Owners Boyne Resorts said in a news release that the "Sugarloaf 2030 Road Map" is one of the most transformative projects in the Carrabassett Valley resort's 70 years. With the West Mountain expansion as the centerpiece, the plan builds on 2010's Sugarloaf 2020 plan. Goals include better on-mountain experiences, resort enhancements and fostering year-round vitality and sustainability.

The expansion is expected to begin this summer with planning, permitting and the beginning of trail expansion.

“This will be the most significant project at Sugarloaf since the SuperQuad was built in the mid-1990s,” said Sugarloaf General Manager Karl Strand in a news release. “We’re thankful for leadership of Boyne Resorts, which, over the past 13 years, has helped us get Sugarloaf to a position of growth that allows for development projects like this.”

Sugarloaf, at 4,237 feet, is the second-highest peak in Maine after Katahdin.
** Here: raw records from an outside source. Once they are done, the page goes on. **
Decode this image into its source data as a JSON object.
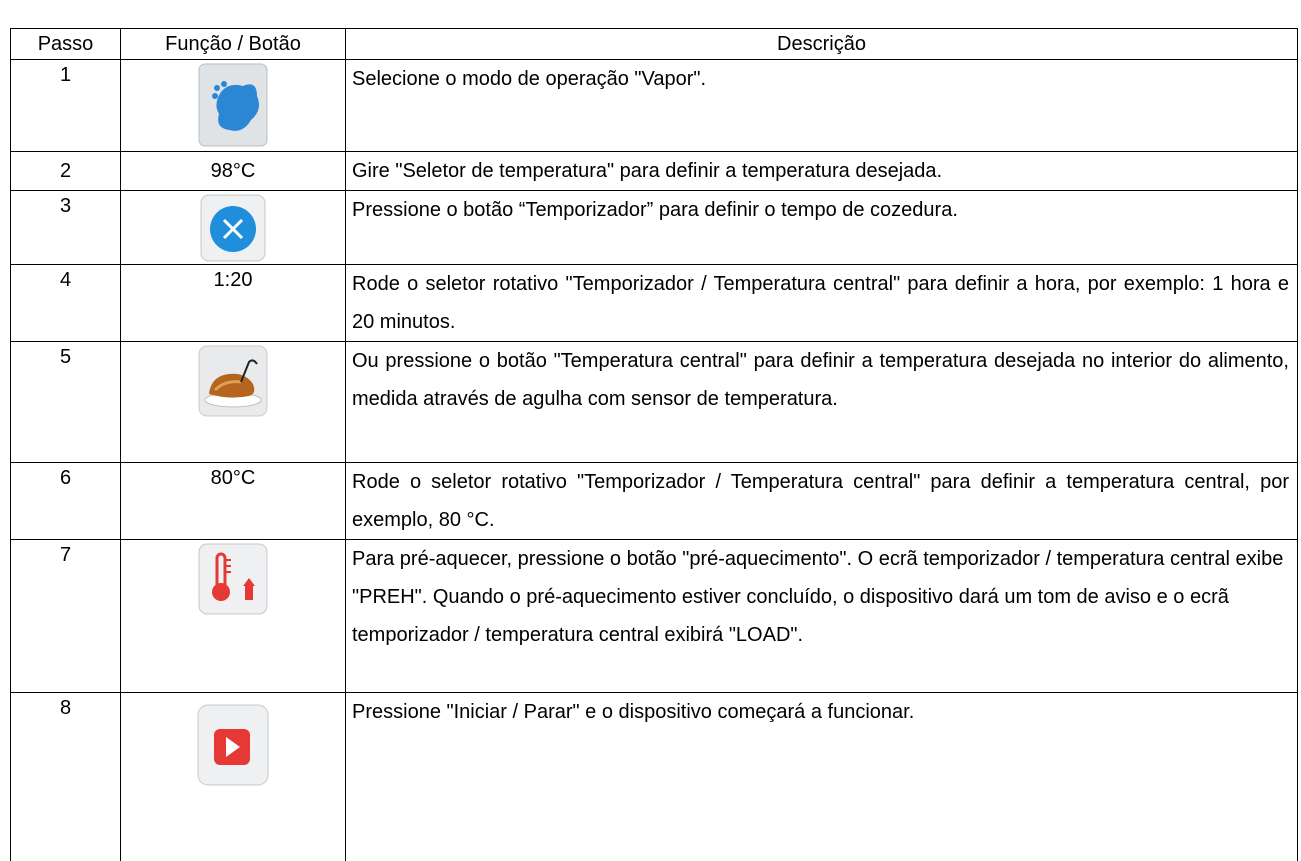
{
  "table": {
    "header": [
      "Passo",
      "Função / Botão",
      "Descrição"
    ],
    "rows": [
      {
        "step": 1,
        "description": "Selecione o modo de operação \"Vapor\"."
      },
      {
        "step": 2,
        "function": "98°C",
        "description": "Gire \"Seletor de temperatura\" para definir a temperatura desejada."
      },
      {
        "step": 3,
        "description": "Pressione o botão “Temporizador” para definir o tempo de cozedura."
      },
      {
        "step": 4,
        "function": "1:20",
        "description": "Rode o seletor rotativo \"Temporizador / Temperatura central\" para definir a hora, por exemplo: 1 hora e 20 minutos."
      },
      {
        "step": 5,
        "description": "Ou pressione o botão \"Temperatura central\" para definir a temperatura desejada no interior do alimento, medida através de agulha com sensor de temperatura."
      },
      {
        "step": 6,
        "function": "80°C",
        "description": "Rode o seletor rotativo \"Temporizador / Temperatura central\" para definir a temperatura central, por exemplo, 80 °C."
      },
      {
        "step": 7,
        "description": "Para pré-aquecer, pressione o botão \"pré-aquecimento\". O ecrã temporizador / temperatura central exibe \"PREH\". Quando o pré-aquecimento estiver concluído, o dispositivo dará um tom de aviso e o ecrã temporizador / temperatura central exibirá \"LOAD\"."
      },
      {
        "step": 8,
        "description": "Pressione \"Iniciar / Parar\" e o dispositivo começará a funcionar."
      }
    ]
  }
}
With a 2,320-foot vertical drop, 1,240 developed skiable acres and 162 trails and glades, the ski resort is one of the largest in the Northeast. Like Saddleback, to the southwest, Sugarloaf is in Franklin County. Maine's second-biggest resort, Sunday River, is in nearby Oxford County.

Sugarloaf's announcement comes as Maine's two other largest ski resorts  announced expansion plans. Saddleback, which is in the Rangeley area and has been closed since 2015, plans a major expansion under new owners. Sunday River, in Newry and also owned by Boyne, announced a 10-year plan earlier this month that also includes year-round attractions, creation of a net-zero carbon impact and infrastructure upgrades.

Courtesy / Sugarloaf
A conceptual map of Sugarloaf's proposed West Mountain expansion shows planned future development area in yellow, new trails in light blue, and proposed lifts and mountain trail bikes.

Ski, summer expansions

The West Mountain expansion will include construction of a high-speed, high-capacity chairlift from a base on West Mountain Road to Bullwinkle’s restaurant, and will be accompanied by "significant new trail development" and snowmaking infrastructure, as well as a new eight-lane tubing park, according to the release.
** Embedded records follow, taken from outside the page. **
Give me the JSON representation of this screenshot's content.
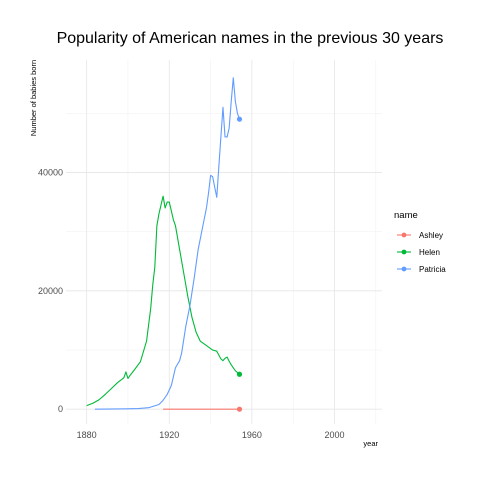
{
  "chart_data": {
    "type": "line",
    "title": "Popularity of American names in the previous 30 years",
    "xlabel": "year",
    "ylabel": "Number of babies born",
    "xlim": [
      1870,
      2023
    ],
    "ylim": [
      -2500,
      59000
    ],
    "x_ticks": [
      1880,
      1920,
      1960,
      2000
    ],
    "x_minor_ticks": [
      1900,
      1940,
      1980,
      2020
    ],
    "y_ticks": [
      0,
      20000,
      40000
    ],
    "y_minor_ticks": [
      10000,
      30000,
      50000
    ],
    "x_tick_labels": [
      "1880",
      "1920",
      "1960",
      "2000"
    ],
    "y_tick_labels": [
      "0",
      "20000",
      "40000"
    ],
    "grid": true,
    "legend": {
      "title": "name",
      "position": "right"
    },
    "series": [
      {
        "name": "Ashley",
        "color": "#F8766D",
        "x": [
          1917,
          1925,
          1935,
          1945,
          1954
        ],
        "y": [
          5,
          5,
          5,
          5,
          5
        ],
        "end_point": [
          1954,
          5
        ]
      },
      {
        "name": "Helen",
        "color": "#00BA38",
        "x": [
          1880,
          1883,
          1886,
          1889,
          1892,
          1895,
          1898,
          1899,
          1900,
          1901,
          1903,
          1906,
          1909,
          1911,
          1912,
          1913,
          1914,
          1915,
          1916,
          1917,
          1918,
          1919,
          1920,
          1921,
          1922,
          1923,
          1925,
          1927,
          1929,
          1931,
          1933,
          1935,
          1937,
          1939,
          1941,
          1943,
          1945,
          1946,
          1947,
          1948,
          1949,
          1950,
          1951,
          1952,
          1954
        ],
        "y": [
          600,
          1000,
          1600,
          2500,
          3500,
          4500,
          5300,
          6300,
          5200,
          5700,
          6600,
          8000,
          11500,
          17000,
          21000,
          24000,
          31000,
          33000,
          34500,
          36000,
          34000,
          35000,
          35000,
          33500,
          32000,
          31000,
          27000,
          23000,
          19000,
          15500,
          13000,
          11500,
          11000,
          10500,
          10000,
          9800,
          8500,
          8200,
          8600,
          8800,
          8100,
          7500,
          7000,
          6500,
          5900
        ],
        "end_point": [
          1954,
          5900
        ]
      },
      {
        "name": "Patricia",
        "color": "#619CFF",
        "x": [
          1884,
          1895,
          1905,
          1910,
          1915,
          1917,
          1919,
          1921,
          1923,
          1925,
          1926,
          1928,
          1930,
          1932,
          1934,
          1936,
          1938,
          1939,
          1940,
          1941,
          1942,
          1943,
          1944,
          1945,
          1946,
          1947,
          1948,
          1949,
          1950,
          1951,
          1952,
          1953,
          1954
        ],
        "y": [
          10,
          40,
          100,
          250,
          800,
          1500,
          2500,
          4000,
          7000,
          8200,
          9500,
          14000,
          17500,
          22000,
          27000,
          30500,
          34000,
          36500,
          39500,
          39300,
          37500,
          35800,
          41000,
          46000,
          51000,
          46000,
          46000,
          47500,
          52000,
          56000,
          52000,
          50000,
          49000
        ],
        "end_point": [
          1954,
          49000
        ]
      }
    ]
  }
}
The development will "greatly expand" Sugarloaf’s beginner and intermediate trail offerings, and will shift significant amounts of skier traffic from the SuperQuad, Sugarloaf’s busiest chairlift. Three will also be new parking lots that will add space for as many as 450 cars.

Plans to support summer business include a lift-serviced mountain bike park and renovation of now-seasonal Bullwinkle’s that will allow it to operate through the off-season, hosting wedding and conference guests.

The project also calls for 75 new residential real estate lots, providing needed inventory for a tight local market, the release said.

The West Mountain expansion is expected to take place over the next five years. Planning, permitting and initial trail cutting will happen this summer, and construction of the new lift is expected to begin in 2021.

Also beginning this summer will be construction of a 4,600-square-foot spa in the Sugarloaf Mountain Hotel, installation of new dual-frequency radio identification pass and ticketing technology, and snowmaking investments including a new dam on Caribou Pond, the water source for Sugarloaf’s snowmaking system.

The plan also includes five new or upgraded chairlifts and rehabilitation of the former gondola terminal on the summit of the mountain.